In a robust critique of the ACFI, the University of Wollongong report found that the funding tool was “no longer fit for purpose” while its structure was “not clinically plausible”.

The review found residents were now “older and frailer” than when ACFI was implemented almost a decade ago and the tool “does not adequately focus on what drives the need for care” and “no longer satisfactorily discriminates between residents based on their care needs.”

While the review details five possible funding models – including a revamped ACFI – the experts recommend the sector adopts a “blended payment model”, which would utilise activity-based funding, within two years.

In the interim, the experts also propose a “refinement of ACFI” to address its key failings – a process that is underway, as Australian Ageing Agenda reports today (read story here).

‘Structural problems’ with ACFI

The experts found a “structural problem” in ACFI in that its three measurement scales effectively worked in isolation – with the scores from each being added to give a total score that determined a resident’s subsidy. Instead, they advocated a “branching classification” approach in which a resident’s needs in each domain would be considered in combination.

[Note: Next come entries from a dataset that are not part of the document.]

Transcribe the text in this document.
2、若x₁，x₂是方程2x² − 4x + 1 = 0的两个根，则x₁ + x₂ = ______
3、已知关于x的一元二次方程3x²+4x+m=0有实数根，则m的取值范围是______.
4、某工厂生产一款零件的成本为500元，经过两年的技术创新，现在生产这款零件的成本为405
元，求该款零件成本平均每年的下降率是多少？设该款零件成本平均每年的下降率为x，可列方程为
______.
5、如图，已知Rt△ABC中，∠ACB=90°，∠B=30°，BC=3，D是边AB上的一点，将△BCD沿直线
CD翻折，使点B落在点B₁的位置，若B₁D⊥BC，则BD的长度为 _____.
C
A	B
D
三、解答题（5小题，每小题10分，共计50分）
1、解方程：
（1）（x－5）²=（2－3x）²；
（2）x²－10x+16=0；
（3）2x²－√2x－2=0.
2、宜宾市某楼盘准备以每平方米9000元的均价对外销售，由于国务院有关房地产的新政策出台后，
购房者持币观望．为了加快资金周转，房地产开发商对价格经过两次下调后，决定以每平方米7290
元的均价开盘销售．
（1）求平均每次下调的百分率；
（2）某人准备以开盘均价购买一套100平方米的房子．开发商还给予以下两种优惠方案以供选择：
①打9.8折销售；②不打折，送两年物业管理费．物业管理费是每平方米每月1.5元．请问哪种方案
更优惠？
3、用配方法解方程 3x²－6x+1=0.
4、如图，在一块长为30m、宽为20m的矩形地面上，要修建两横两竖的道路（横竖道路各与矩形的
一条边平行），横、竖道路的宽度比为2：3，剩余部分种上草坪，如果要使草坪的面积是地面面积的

Their proposed “blended payment” model would also fund care based on two elements:

  • fixed costs, as determined by factors such as the number of residents, and
  • variable costs, as determined by resident complexity and acuity.

An activity-based funding model, akin to that which operates in the hospital sector, would be used to fund the variable care costs.

The ACFI review calls for cost of care study

Cost of care study

Significantly, the experts said there was a need for a “costing and classification study” to inform the proposed new model and to “determine the proportion of costs that are fixed and variable.”

Fixed costs may differ between facilities depending on size, location and role and a costing study would help to determine this, they said.

In fact, the experts argued that irrespective of which funding model the government chose, there was a “good case for better understanding costs.”

“Costs do need to be understood to be contained in sensible ways,” they said, pointing to the national price set in the hospital model, which is based on an annual costing study.

Recommended model

The experts said that their recommended model was assessed as best meeting the criteria that addressed issues identified for the sector.

Of the five options, the blended payment model was “the most robust model and achieves greater equity,” they said.

“Although this option will likely result in more significant impacts on workforce and aged care system infrastructure, it will deliver benefits that far outweigh these short term resourcing concerns.”

Included in their report, the experts provide a detailed two-year implementation plan for moving to the new model, including timelines for sector consultation, development and trialling of the system.